Montreal's newest Japanese restaurants are narrowing their focus. That's good news; the city, after all, has plenty of established, catch-all izakayas hopelessly trying to do everything — ramen, soba, okonomiyaki, takoyaki, sashimi — well. Here, then, comes Otto, a new restaurant devoted to charcoal-grilled yakitori. The skewer specialist from Hanhak Kim and Hiroshi Kitano opened quietly in prime Concordia University ghetto real estate three weeks ago. It's easy to imagine students beating a mad path to Otto's door, but the food looks like it has the potential to tempt non-downtown dwellers too. (Just ask Kazu what happens when you offer a different kind of Japanese cuisine in this part of town.) Simply put, there isn't another restaurant exploring the depths of yakitori this way.
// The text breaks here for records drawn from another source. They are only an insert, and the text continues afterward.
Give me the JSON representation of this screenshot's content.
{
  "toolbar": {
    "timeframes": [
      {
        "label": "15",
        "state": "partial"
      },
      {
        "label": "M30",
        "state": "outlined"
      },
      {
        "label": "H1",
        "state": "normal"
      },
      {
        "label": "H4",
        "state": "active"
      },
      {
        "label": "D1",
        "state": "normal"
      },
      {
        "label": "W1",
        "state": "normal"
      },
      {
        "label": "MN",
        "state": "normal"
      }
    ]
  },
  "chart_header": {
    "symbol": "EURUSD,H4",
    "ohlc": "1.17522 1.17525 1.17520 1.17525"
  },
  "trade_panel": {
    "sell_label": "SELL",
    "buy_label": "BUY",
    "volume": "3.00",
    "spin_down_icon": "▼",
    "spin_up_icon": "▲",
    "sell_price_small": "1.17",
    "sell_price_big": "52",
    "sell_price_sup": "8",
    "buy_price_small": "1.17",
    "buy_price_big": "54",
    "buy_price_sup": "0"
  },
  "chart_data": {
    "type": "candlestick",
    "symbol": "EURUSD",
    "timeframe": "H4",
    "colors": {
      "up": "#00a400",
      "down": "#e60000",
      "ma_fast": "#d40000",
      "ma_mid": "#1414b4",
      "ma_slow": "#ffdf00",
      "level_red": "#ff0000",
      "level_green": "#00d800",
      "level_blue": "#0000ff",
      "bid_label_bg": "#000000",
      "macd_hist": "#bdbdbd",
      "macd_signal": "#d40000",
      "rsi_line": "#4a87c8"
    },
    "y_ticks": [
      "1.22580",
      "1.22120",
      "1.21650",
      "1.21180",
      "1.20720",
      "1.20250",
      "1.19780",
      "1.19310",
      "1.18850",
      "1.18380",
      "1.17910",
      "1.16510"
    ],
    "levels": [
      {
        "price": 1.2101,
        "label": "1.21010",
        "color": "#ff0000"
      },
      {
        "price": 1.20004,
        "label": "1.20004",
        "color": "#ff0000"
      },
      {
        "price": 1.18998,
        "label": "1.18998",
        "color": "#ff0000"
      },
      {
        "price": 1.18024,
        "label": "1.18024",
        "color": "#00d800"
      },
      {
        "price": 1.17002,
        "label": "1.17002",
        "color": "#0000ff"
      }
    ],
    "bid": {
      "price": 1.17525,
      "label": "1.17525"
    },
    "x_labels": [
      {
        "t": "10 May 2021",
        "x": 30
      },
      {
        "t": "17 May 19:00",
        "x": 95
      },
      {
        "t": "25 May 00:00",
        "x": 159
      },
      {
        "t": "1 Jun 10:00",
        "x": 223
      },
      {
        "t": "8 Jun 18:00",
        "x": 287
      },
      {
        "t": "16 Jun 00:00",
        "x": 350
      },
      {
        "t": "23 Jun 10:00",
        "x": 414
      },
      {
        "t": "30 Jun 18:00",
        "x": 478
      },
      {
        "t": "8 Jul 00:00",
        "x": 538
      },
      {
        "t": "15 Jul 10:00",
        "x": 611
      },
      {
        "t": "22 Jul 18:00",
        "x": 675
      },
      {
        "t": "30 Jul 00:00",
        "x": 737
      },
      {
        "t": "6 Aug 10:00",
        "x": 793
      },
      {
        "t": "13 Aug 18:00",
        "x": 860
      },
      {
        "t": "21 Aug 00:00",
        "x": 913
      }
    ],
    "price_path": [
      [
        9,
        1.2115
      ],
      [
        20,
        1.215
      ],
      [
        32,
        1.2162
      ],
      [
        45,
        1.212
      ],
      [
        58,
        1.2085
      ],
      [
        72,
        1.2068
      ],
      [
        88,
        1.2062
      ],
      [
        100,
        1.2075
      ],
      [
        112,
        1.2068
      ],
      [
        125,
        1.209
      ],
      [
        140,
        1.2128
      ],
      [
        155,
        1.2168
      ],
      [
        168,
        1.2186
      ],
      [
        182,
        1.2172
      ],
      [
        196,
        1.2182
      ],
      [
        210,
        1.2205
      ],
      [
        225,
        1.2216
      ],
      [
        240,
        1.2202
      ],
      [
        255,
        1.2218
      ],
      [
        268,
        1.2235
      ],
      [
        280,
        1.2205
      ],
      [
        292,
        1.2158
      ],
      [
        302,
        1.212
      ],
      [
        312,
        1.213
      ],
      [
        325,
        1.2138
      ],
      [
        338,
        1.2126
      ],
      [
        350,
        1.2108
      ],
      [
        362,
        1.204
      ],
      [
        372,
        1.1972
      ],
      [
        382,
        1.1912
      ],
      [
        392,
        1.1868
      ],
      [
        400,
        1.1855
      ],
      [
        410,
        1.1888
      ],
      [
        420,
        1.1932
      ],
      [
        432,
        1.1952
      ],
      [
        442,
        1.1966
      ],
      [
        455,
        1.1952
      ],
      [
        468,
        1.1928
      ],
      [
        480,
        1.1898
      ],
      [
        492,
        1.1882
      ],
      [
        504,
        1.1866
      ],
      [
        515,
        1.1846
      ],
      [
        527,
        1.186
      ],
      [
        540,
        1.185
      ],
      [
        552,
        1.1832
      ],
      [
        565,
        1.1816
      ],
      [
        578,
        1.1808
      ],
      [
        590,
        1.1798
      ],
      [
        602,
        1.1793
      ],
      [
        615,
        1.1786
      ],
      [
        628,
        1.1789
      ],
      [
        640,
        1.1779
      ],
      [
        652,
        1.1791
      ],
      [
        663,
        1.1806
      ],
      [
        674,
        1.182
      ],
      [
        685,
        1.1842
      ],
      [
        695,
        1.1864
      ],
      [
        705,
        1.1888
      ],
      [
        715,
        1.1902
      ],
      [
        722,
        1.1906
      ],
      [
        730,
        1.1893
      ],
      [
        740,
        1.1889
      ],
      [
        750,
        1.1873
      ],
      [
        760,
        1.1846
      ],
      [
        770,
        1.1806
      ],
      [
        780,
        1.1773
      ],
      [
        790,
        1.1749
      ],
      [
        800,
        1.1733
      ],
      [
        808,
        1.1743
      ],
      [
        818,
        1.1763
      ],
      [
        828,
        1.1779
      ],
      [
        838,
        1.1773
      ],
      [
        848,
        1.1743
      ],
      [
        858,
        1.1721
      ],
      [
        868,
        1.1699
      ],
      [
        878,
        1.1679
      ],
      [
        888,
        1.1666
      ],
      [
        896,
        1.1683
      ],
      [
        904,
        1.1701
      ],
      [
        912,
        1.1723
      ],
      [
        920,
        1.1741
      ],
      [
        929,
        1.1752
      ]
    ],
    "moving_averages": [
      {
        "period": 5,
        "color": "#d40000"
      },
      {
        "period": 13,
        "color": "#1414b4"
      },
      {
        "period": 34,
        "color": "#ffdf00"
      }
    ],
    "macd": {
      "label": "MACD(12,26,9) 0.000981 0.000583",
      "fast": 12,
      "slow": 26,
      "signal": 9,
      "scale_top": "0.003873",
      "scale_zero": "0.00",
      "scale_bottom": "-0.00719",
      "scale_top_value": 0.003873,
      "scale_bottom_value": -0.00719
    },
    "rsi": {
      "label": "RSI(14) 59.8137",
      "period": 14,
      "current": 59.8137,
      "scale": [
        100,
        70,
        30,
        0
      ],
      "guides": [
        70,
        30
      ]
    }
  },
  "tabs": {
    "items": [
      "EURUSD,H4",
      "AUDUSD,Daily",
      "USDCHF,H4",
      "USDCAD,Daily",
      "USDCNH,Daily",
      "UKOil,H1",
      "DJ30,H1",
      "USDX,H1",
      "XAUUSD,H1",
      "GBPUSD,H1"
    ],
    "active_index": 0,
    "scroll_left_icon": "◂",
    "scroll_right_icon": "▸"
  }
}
"The thing is that there are so many izakayas in Monteal," observes Kim. "But there is no place using charcoal. And charcoal-grilled food is tasty. My partner's food is really amazing." Kitano comes to the project with ten years of experience at Japanese kitchens in New York. The chef helped open Hirohisa, a restaurant in SoHo where kappo cuisine, in which hot and cold dishes are prepared behind a counter, is the focus.
At Otto, the emphasis is similarly fine-tuned. Glistening skewers of pork belly, cumin-laced lamb, crisped chicken skin, eel, and salmon beckon, but there's also a repertoire of sides and larger plates too (see below). The restaurant even makes its own ice cream. Otto's canniest move, however, may be its decision to keep the charcoal burning until 1 a.m. Monday to Thursday, 2 a.m. Friday and Saturday, and Sunday until midnight. Add beer, cocktails, sake, and wine to the mix, and this could get dangerous.